Altman is one of a host of top tech CEOs in New Delhi for the AI Impact Summit, the fourth annual global meeting on how to handle advanced computing power.
“Democratization of AI is the best way to ensure humanity flourishes,” he said on stage, adding that “centralization of this technology in one company or country could lead to ruin.”
“This is not to suggest that we won’t need any regulation or safeguards,” Altman said.
“We obviously do, urgently, like we have for other powerful technologies.”
Many researchers and campaigners believe stronger action is needed to combat emerging issues, ranging from job disruption to sexualized deepfakes and AI-enabled online scams.
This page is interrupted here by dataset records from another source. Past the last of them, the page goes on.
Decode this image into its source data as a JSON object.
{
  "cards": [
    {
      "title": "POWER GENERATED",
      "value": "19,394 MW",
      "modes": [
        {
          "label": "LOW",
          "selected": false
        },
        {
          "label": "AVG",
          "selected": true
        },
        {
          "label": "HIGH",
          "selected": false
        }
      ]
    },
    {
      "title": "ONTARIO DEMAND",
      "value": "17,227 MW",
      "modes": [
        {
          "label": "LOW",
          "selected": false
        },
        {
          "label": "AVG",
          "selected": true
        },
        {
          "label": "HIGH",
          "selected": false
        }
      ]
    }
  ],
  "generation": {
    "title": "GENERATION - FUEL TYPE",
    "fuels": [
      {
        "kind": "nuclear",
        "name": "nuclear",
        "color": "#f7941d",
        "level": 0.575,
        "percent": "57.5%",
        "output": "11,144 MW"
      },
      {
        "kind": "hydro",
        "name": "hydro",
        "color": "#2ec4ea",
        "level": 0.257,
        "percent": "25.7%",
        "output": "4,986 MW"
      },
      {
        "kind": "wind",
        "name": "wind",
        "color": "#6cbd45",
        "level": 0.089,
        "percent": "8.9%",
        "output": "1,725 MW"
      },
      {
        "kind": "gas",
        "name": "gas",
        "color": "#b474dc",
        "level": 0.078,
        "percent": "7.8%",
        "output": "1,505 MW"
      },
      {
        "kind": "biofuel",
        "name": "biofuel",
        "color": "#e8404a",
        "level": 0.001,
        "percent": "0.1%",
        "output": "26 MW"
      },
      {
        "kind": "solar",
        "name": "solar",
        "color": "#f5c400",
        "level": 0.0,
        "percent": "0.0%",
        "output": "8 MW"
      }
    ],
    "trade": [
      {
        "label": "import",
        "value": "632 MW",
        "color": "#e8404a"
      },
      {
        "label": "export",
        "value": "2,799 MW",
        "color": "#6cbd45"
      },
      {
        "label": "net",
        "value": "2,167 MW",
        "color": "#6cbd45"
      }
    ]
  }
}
“We expect the world may need something like the IAEA for international coordination of AI,” with the ability to “rapidly respond to changing circumstances,” Altman said.
“The next few years will test global society as this technology continues to improve at a rapid pace. We can choose to either empower people or concentrate power,” he added.
“Technology always disrupts jobs; we always find new and better things to do.”
Generative AI chatbot ChatGPT has 100 million weekly users in India, more than a third of whom are students, he said.
Earlier on Thursday, OpenAI announced with Indian IT giant Tata Consultancy Services (TCS) a plan to build data center infrastructure in the South Asian country.